Dean v. Redmiles

Murphy, C. J.,

dissenting:

The Court holds in this case that in an action by a passenger against a favored driver “if the evidence before the Court is sufficient to support a conclusion that the speed of the favored driver was a proximate cause of the accident, then this becomes a jury question.” The Court concludes that the evidence that Redmiles was exceeding the posted speed limit by 20 miles per hour was evidence of negligence from which, without more, a jury could properly conclude that such excessive speed was a contributing cause of the accident.

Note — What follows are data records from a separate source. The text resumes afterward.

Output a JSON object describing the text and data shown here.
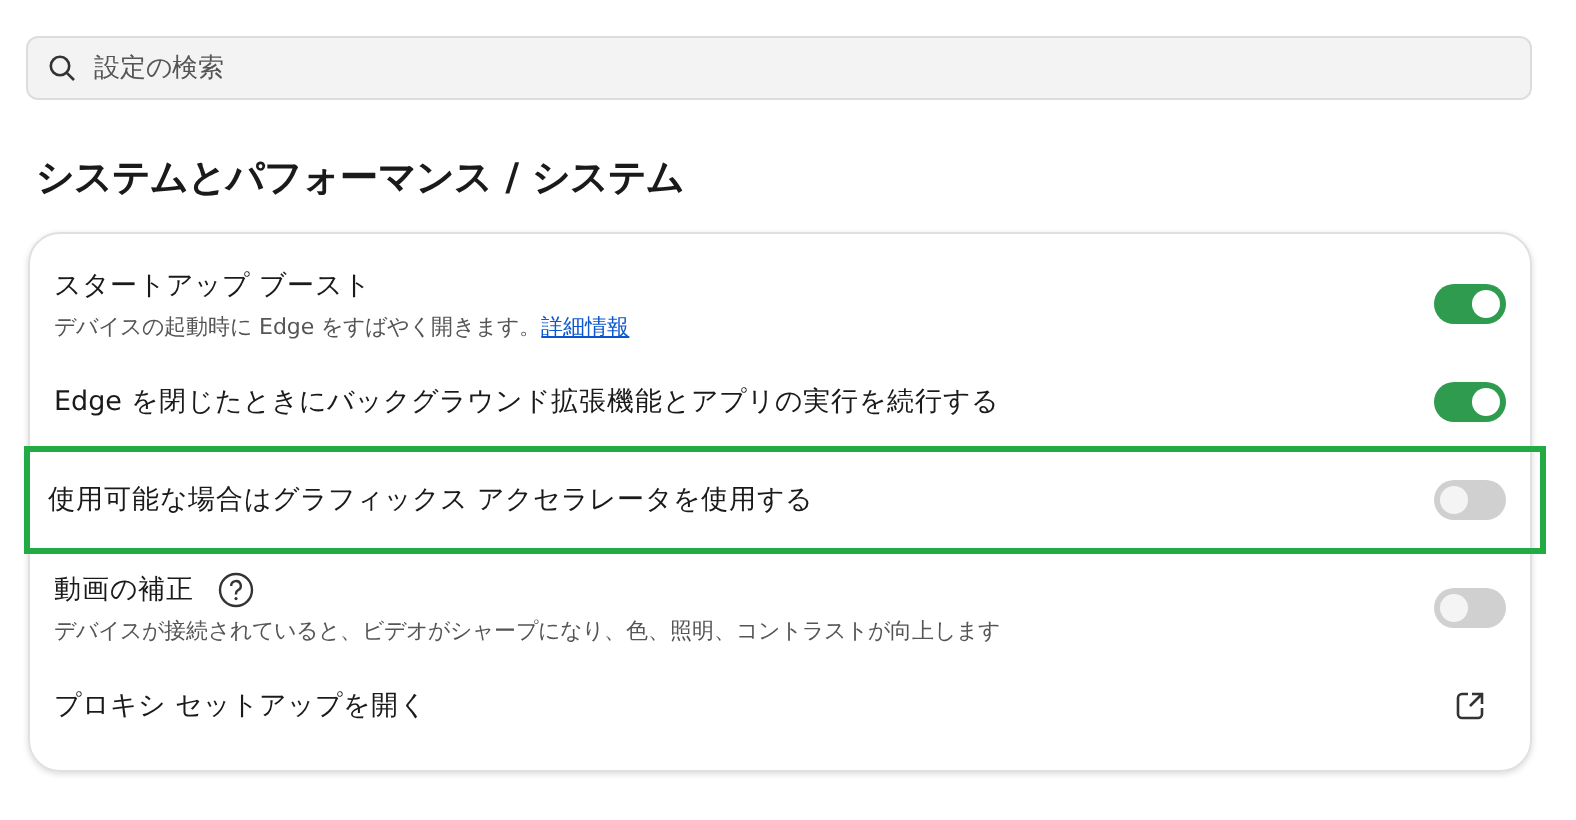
{
  "search": {
    "placeholder": "設定の検索"
  },
  "heading": "システムとパフォーマンス / システム",
  "rows": [
    {
      "kind": "toggle",
      "title": "スタートアップ ブースト",
      "description": "デバイスの起動時に Edge をすばやく開きます。",
      "link": "詳細情報",
      "on": true,
      "highlighted": false
    },
    {
      "kind": "toggle",
      "title": "Edge を閉じたときにバックグラウンド拡張機能とアプリの実行を続行する",
      "on": true,
      "highlighted": false
    },
    {
      "kind": "toggle",
      "title": "使用可能な場合はグラフィックス アクセラレータを使用する",
      "on": false,
      "highlighted": true
    },
    {
      "kind": "toggle",
      "title": "動画の補正",
      "help": true,
      "description": "デバイスが接続されていると、ビデオがシャープになり、色、照明、コントラストが向上します",
      "on": false,
      "highlighted": false
    },
    {
      "kind": "external",
      "title": "プロキシ セットアップを開く",
      "highlighted": false
    }
  ]
}
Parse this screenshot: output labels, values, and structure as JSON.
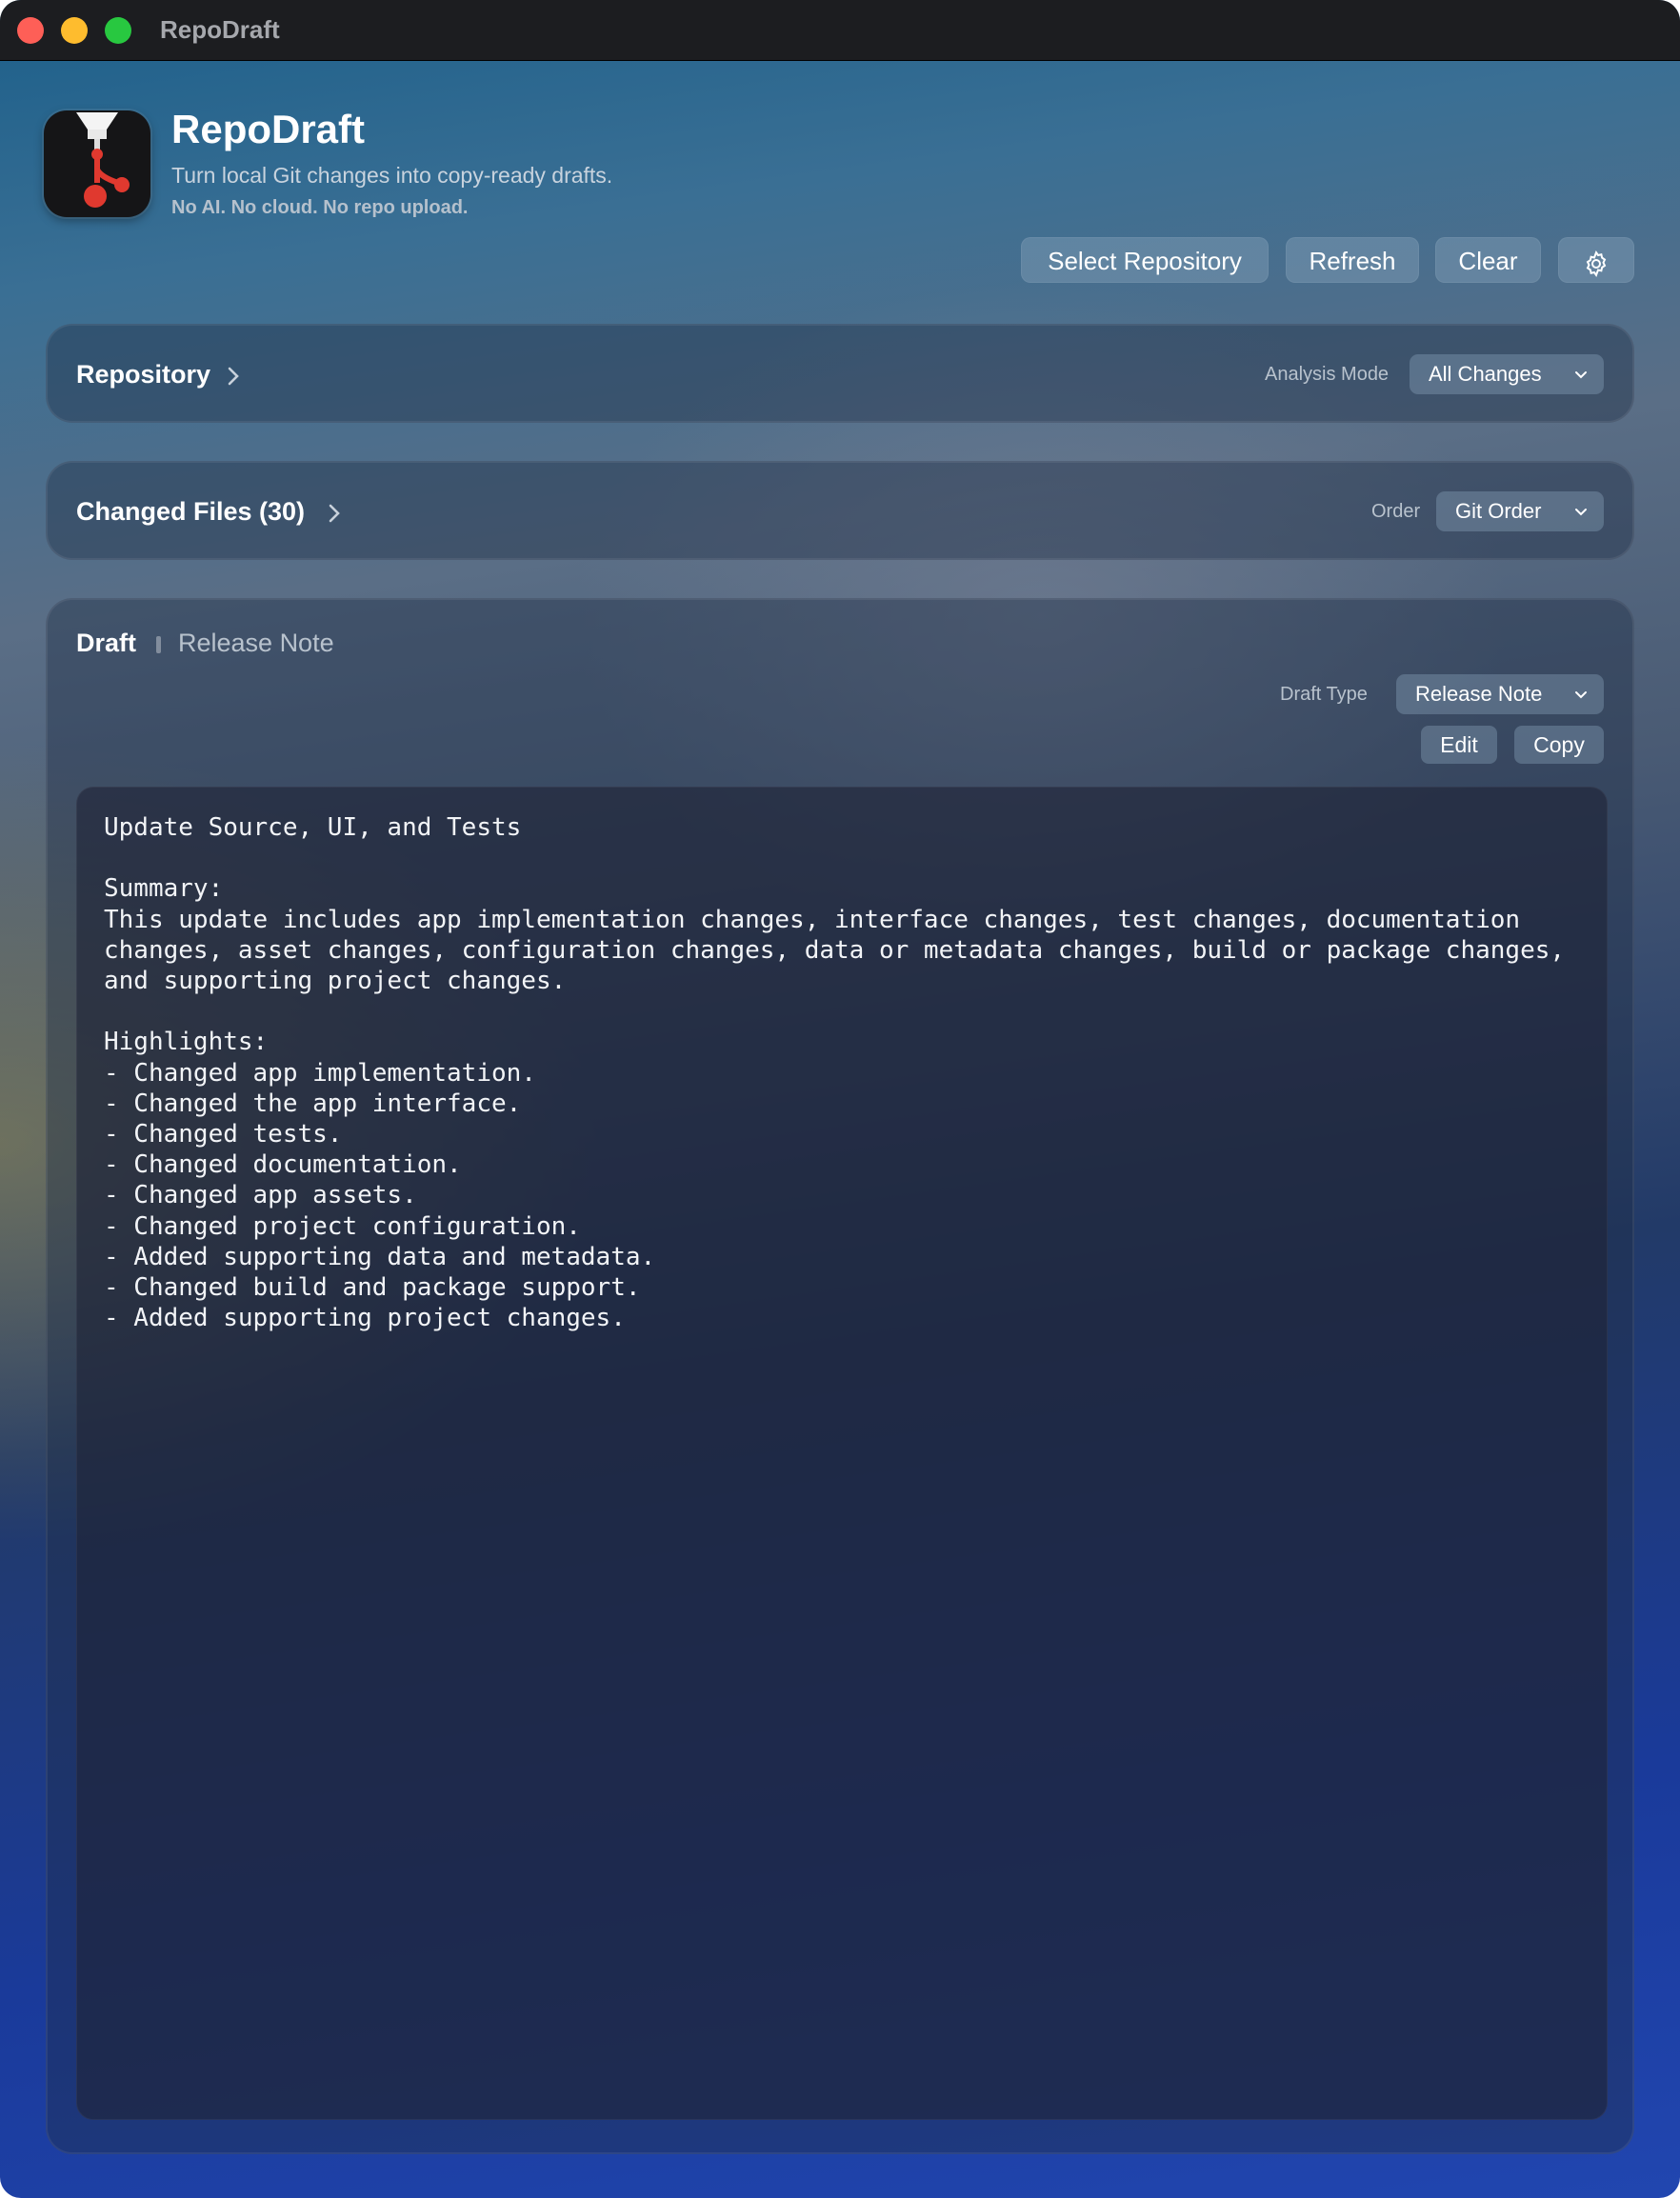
{
  "window": {
    "title": "RepoDraft"
  },
  "header": {
    "app_name": "RepoDraft",
    "tagline": "Turn local Git changes into copy-ready drafts.",
    "subtagline": "No AI. No cloud. No repo upload."
  },
  "toolbar": {
    "select_repository": "Select Repository",
    "refresh": "Refresh",
    "clear": "Clear",
    "settings_icon": "gear-icon"
  },
  "repository_panel": {
    "title": "Repository",
    "analysis_mode_label": "Analysis Mode",
    "analysis_mode_value": "All Changes"
  },
  "changed_files_panel": {
    "title": "Changed Files (30)",
    "order_label": "Order",
    "order_value": "Git Order"
  },
  "draft_panel": {
    "title": "Draft",
    "subtitle": "Release Note",
    "draft_type_label": "Draft Type",
    "draft_type_value": "Release Note",
    "edit": "Edit",
    "copy": "Copy",
    "content": "Update Source, UI, and Tests\n\nSummary:\nThis update includes app implementation changes, interface changes, test changes, documentation changes, asset changes, configuration changes, data or metadata changes, build or package changes, and supporting project changes.\n\nHighlights:\n- Changed app implementation.\n- Changed the app interface.\n- Changed tests.\n- Changed documentation.\n- Changed app assets.\n- Changed project configuration.\n- Added supporting data and metadata.\n- Changed build and package support.\n- Added supporting project changes."
  },
  "colors": {
    "close": "#fe5f57",
    "minimize": "#febc2e",
    "maximize": "#28c840",
    "icon_accent": "#e0392f"
  }
}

Most respectfully, I dissent.

I agree, of course, that the boulevard law does not relieve the favored driver from the duty to observe that degree of ordinary care for his own safety, and that of his passenger, which one expects of a normally prudent driver under the circumstances. In other words, it is well settled that the boulevard law does not insulate a favored driver from liability to his passenger for his negligence which constitutes a proximate cause of an accident. Last year the Court, in Kopitzki v. Boyd, 277 Md. 491, 495, 355 A. 2d 471, reaffirmed the well-established rule of our cases that “while the *171excessive speed of the favored driver will not ordinarily be considered a cause contributing to the accident,... if there is evidence from which a jury could find that the favored driver was inattentive, and that but for his inattention the accident could have been avoided, the favored driver’s negligence becomes a jury issue ....” The “inattention” doctrine applicable to favored drivers in boulevard cases has always recognized that the evidence of inattention or lack of due care, to be legally sufficient to constitute a proximate cause of an accident, must not be based on “nice calculations of speed, time or distance.” Brown v. Ellis, 236 Md. 487, 495, 204 A. 2d 526 (1964); Harper v. Higgs, 225 Md. 24, 36, 169 A. 2d 661 (1961). That the Court does not premise its holding in this case upon the inattention doctrine is plain; manifestly, to have done so on the evidence adduced at the trial would have been to accord to that doctrine new heights and different dimensions, spelling the demise of the favored status of the driver on the boulevard.

What the Court does today is change or abandon the long-standing rule that excessive speed will ordinarily not be considered a proximate cause of an accident in boulevard cases. Since the only evidence of Redmiles’ negligence is that of excessive speed, and there are no circumstances associated with it making it anything more than an ordinary, garden variety case of excessive speed, the rule fashioned by the majority is that, in the most ordinary case, excessive speed can constitute a contributing cause of an accident sufficient in itself to carry a case to the jury as against the favored driver. To so hold is to scrap the eminently sensible rule that nice calculations of speed, time or distance will not be considered in boulevard cases in assessing the proximate cause of an accident. That virtually all cases involving evidence of excessive speed on the part of the favored driver, regardless of circumstances, will become jury questions is the practical result of the Court’s decision, a consequence which I deem both unwise and unfortunate.

I think Judge Moore's opinion for the Court of Special Appeals in this caso was correct and I would affirm the judgment.